After nearly 30 years, database integration remains the province of engineers and application developers. In an informal proof, Krishnamurthy, Litwin and Kent [KLK91] demonstrated that only higher order relational languages such as SchemaSQL and SchemaLog [LSS96] are general enough to concisely describe the merging of data from multiple heterogeneous sources. However, those languages are incrementally harder to program than SQL. A modern solution is to provide a GUI language with the same capabilities. However, a Query-by-Example (QBE) [Zloof77] type interface does not allow the unambiguous specification of higher order data integrating queries. We propose an architecture comprising three layers. In the middle layer, the user expresses the desired federated view through a QBE inspired user interface. Further learning proceeds via a sample selection method asking the user to validate examples of federated records. This interaction ends when the system is satisfied it has converged to the exact view definition the user intends.
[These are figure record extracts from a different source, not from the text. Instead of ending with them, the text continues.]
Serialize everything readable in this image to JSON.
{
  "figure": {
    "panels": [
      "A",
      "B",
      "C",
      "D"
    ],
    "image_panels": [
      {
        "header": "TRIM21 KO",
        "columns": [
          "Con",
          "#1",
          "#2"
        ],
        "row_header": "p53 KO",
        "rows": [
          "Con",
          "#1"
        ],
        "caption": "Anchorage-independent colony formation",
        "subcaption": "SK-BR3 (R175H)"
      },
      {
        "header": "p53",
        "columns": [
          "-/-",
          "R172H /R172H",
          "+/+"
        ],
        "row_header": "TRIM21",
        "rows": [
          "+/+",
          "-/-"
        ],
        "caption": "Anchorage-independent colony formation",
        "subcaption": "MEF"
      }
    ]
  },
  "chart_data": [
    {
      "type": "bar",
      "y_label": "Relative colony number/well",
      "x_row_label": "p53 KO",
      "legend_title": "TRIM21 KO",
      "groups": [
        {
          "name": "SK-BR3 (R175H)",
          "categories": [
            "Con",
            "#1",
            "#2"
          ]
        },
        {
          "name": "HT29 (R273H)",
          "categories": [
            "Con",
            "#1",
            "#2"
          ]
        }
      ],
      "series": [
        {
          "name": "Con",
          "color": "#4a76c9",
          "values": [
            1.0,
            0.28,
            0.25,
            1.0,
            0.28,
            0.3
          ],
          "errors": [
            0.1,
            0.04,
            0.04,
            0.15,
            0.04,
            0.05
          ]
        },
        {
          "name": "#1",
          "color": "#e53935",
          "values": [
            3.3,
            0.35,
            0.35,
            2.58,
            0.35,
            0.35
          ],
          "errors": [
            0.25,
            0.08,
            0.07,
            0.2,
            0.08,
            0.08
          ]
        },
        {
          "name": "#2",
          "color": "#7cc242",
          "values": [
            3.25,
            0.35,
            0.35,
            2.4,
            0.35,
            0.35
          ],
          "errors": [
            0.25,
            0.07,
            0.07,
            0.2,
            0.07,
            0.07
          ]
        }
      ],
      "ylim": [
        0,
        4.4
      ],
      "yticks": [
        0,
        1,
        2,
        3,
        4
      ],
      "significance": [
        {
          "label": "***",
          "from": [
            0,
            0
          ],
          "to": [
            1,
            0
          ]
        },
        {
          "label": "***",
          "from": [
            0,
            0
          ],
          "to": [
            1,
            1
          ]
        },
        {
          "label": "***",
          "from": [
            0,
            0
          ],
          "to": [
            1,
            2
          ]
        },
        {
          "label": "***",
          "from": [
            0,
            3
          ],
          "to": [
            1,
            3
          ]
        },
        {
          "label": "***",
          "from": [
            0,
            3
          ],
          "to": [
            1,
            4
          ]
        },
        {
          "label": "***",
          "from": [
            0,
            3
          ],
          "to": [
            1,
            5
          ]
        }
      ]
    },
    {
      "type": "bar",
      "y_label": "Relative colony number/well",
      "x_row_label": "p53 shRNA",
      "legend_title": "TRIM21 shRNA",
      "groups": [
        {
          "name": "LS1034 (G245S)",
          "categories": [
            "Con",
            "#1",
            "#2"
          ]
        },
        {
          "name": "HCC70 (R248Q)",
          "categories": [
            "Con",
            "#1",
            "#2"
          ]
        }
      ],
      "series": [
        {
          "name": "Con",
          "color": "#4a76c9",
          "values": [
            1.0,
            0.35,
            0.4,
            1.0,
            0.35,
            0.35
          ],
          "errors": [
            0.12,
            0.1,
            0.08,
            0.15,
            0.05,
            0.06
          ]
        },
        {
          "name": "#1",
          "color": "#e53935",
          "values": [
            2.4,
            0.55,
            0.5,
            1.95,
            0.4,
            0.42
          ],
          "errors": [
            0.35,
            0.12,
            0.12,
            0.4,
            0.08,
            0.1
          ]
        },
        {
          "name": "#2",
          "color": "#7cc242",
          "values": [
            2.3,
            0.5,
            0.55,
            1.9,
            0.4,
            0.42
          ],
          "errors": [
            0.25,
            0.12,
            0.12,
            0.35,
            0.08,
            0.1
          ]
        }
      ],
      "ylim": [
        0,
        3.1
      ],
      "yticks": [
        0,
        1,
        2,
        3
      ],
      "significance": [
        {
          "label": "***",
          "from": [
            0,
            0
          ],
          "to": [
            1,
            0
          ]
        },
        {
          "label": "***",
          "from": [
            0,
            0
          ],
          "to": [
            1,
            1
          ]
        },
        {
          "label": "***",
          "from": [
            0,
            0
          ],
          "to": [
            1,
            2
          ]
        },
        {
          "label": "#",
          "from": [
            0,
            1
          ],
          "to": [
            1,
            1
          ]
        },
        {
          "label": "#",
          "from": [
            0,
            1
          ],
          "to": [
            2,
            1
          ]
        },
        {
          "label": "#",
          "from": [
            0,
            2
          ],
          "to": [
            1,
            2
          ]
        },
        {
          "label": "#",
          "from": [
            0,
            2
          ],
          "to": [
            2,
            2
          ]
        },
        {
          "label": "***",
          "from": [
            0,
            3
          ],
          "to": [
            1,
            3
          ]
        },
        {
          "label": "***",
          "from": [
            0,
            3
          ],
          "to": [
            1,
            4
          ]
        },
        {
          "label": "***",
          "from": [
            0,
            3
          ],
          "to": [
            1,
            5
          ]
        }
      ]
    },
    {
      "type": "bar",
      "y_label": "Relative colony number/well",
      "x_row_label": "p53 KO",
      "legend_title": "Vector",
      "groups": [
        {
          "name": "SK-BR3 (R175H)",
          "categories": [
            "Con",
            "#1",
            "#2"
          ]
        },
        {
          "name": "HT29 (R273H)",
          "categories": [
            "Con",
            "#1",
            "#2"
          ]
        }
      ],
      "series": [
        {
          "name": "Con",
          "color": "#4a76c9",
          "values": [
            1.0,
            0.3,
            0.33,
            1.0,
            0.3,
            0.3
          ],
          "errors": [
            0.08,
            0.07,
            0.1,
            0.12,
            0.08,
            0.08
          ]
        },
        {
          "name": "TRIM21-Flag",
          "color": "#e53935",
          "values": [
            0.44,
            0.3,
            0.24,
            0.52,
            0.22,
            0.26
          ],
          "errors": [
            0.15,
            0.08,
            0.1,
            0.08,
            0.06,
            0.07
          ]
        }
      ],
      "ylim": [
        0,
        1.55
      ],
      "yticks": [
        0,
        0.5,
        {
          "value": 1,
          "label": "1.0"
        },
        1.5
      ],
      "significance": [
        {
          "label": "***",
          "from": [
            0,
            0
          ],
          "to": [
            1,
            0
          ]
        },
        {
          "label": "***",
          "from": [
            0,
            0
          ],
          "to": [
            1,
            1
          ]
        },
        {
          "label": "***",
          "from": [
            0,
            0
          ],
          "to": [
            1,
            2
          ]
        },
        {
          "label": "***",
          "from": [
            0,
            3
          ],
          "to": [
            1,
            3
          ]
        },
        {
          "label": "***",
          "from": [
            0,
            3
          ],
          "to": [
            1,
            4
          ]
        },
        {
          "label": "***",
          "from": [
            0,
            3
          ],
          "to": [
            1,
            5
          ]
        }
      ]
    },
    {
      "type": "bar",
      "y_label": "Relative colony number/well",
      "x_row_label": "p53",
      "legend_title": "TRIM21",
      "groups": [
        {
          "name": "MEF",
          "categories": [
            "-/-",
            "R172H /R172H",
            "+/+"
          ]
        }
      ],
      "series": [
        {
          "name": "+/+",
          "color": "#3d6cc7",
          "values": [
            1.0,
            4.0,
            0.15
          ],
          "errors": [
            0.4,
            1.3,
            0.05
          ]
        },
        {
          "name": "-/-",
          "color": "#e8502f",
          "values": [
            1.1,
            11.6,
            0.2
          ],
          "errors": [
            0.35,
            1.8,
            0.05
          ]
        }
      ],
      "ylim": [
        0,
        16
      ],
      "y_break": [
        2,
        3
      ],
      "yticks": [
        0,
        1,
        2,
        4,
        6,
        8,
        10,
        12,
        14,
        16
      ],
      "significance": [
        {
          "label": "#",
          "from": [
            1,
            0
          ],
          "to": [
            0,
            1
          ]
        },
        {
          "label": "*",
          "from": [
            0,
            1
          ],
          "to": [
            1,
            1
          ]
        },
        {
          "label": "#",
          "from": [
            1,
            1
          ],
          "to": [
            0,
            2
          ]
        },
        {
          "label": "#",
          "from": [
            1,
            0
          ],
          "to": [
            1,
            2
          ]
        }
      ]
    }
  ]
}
The bottom layer provides the execution mechanism for higher order data manipulations by compiling higher order relational definitions into first-order SQL programs. The top layer component of the architecture assists the learning algorithm by collecting meta-data and catalog statistics. Our primary contributions comprise a taxonomy examining trade-offs between complexity and completeness and identifying various classes of higher order relational data manipulations. The architecture delimits three separate challenges, which must be overcome in order to propose a solution. Our compilation for SchemaSQL proposes novel theoretical complexity guarantees. Type-based vertical partitioning of the meta- data ensures that the result can be properly optimized by existing SQL engines. Sample selection constraints specific to databases require the introduction of a third kind of instance label in the training set of our learner. We derive a new algorithm by modifying Mitchell’s version spaces [Mitchell82] in order to handle this new kind of label. We prove that the modified algorithm preserves the original properties of version spaces and avoids the possibility of deadlock. We introduce a sample selection heuristic that converts catalog statistics into a classic inductive bias. Finally, we develop the Sphinx prototype, carry out experiments and demonstrate the system on an application.